Bagel LABS

Distributed Superintelligence.

Bagel Labs is an Artificial Intelligence Research Lab developing novel methods for distributed training of frontier diffusion models on commodity hardware. Our work enables training of state-of-the-art generative models for robotics, video, and world modelling across heterogeneous hardware, unlocking compute capacity that current training architectures can't touch.

Bagel Labs icon

Decentralized Diffusion Models.

Distributed Diffusion Models (DDM) replace a single large diffusion model with an ensemble of smaller expert models, each trained independently on a partition of the dataset with no gradient synchronization between nodes. At inference, a lightweight router ensembles their outputs.

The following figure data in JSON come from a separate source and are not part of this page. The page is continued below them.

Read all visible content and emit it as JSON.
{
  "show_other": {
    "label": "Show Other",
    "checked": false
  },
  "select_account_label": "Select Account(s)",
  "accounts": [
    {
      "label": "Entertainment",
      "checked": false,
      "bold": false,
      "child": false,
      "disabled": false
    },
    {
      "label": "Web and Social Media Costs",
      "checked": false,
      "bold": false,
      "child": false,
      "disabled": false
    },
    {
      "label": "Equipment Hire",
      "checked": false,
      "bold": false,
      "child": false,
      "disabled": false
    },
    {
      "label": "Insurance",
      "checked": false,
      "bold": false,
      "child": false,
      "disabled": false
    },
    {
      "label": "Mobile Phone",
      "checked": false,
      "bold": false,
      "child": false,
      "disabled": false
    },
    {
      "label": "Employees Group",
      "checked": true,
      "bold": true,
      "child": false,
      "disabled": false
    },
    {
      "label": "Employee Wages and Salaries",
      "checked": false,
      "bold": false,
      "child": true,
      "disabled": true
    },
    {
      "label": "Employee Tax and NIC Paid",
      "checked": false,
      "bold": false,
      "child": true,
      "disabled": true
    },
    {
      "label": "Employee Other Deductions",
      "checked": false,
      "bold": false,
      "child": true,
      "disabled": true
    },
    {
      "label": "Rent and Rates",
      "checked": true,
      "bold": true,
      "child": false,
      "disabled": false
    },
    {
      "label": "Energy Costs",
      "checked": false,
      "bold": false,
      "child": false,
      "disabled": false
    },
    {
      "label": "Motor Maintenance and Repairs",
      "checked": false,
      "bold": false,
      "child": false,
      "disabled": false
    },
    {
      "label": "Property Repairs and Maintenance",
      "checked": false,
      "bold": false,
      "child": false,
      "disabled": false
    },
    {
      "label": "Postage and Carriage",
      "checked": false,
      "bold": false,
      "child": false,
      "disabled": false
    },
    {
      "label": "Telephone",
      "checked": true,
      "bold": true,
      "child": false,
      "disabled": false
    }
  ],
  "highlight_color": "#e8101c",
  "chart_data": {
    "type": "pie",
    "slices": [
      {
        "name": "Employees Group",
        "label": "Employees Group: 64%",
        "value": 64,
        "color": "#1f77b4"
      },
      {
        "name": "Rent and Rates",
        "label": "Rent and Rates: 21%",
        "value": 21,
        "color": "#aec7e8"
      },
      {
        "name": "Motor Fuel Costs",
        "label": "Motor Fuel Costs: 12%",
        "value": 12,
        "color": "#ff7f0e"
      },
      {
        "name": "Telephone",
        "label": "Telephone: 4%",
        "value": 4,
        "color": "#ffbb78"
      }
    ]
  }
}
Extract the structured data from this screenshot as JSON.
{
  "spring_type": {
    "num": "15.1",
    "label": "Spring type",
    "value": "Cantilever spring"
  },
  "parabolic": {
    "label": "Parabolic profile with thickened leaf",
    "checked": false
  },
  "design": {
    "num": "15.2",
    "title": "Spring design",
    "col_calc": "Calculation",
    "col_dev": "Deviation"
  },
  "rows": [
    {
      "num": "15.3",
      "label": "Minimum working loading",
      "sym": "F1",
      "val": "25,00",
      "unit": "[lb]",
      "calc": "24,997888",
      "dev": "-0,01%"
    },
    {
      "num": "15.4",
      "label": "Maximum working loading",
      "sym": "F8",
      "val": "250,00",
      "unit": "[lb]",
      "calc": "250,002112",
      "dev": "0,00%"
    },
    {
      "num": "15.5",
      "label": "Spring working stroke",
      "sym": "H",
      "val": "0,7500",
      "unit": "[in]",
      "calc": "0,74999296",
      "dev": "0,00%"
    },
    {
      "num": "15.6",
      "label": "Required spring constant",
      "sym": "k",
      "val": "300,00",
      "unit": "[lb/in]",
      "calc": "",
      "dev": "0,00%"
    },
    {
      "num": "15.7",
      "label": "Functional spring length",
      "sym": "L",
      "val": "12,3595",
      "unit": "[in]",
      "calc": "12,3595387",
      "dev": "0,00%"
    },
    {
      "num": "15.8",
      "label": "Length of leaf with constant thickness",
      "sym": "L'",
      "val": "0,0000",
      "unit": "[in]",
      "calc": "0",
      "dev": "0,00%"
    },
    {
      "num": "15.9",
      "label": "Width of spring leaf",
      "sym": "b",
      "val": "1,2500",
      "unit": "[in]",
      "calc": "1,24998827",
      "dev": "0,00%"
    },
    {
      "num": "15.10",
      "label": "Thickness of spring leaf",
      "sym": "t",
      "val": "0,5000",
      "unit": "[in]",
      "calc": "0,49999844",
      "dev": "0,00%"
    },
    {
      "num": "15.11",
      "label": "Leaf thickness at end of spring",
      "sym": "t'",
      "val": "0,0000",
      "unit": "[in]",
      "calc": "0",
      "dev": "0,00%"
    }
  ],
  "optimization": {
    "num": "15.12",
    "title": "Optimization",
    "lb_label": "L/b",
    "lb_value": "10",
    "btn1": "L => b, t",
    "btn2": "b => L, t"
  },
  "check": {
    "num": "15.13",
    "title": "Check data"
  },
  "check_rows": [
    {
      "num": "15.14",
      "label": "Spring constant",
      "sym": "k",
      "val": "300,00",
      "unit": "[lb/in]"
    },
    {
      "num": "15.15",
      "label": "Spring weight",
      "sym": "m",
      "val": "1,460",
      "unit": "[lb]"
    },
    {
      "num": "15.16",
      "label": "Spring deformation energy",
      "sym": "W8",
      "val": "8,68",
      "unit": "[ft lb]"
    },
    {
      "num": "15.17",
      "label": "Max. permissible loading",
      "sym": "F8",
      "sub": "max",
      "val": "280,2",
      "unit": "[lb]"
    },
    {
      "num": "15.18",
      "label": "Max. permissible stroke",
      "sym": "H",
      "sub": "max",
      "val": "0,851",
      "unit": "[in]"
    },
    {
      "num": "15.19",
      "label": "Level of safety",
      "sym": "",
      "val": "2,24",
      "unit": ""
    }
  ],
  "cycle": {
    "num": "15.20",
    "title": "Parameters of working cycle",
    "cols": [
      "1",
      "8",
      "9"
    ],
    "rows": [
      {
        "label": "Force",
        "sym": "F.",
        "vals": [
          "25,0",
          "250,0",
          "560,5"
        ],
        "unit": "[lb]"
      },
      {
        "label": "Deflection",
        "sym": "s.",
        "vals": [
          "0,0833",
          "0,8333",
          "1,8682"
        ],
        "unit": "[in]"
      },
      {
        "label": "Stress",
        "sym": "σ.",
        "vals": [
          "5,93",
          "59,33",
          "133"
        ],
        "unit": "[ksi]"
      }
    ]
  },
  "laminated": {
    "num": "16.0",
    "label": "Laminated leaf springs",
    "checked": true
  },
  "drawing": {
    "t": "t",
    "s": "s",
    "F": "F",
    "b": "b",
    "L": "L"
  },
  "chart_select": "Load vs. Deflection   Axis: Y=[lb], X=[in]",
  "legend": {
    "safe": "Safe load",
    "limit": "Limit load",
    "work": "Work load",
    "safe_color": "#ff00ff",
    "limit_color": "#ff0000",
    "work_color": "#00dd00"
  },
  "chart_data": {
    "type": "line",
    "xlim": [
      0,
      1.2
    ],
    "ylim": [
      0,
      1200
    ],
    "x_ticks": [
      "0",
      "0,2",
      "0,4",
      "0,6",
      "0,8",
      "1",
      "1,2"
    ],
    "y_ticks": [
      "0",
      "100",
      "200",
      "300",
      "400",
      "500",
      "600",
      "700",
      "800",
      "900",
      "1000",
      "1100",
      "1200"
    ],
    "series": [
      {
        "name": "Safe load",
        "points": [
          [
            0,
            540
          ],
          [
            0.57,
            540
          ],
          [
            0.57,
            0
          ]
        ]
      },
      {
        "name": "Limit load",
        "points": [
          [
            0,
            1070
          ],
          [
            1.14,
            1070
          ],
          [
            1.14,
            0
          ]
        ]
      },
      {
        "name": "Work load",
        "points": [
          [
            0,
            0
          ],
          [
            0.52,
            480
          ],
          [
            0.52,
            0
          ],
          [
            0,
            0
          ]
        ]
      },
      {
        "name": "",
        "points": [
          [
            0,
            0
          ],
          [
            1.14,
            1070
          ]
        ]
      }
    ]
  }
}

This removes the tight coupling that forces conventional training onto homogeneous GPU superclusters.

DDM decomposition diagram

Paris-1.

Paris is the first publicly released DDM. Despite using 14x less data and 16x less compute than prior decentralized baselines, it outperforms models trained on traditional monolithic clusters, achieving a 24% FID improvement (22.60 vs 29.64) on standard benchmarks.

Inference Strategy FID-50K ↓
Monolithic (single) 29.64
Top-1 30.60
Top-2 22.60
Full Ensemble 47.89
Improvement 7.04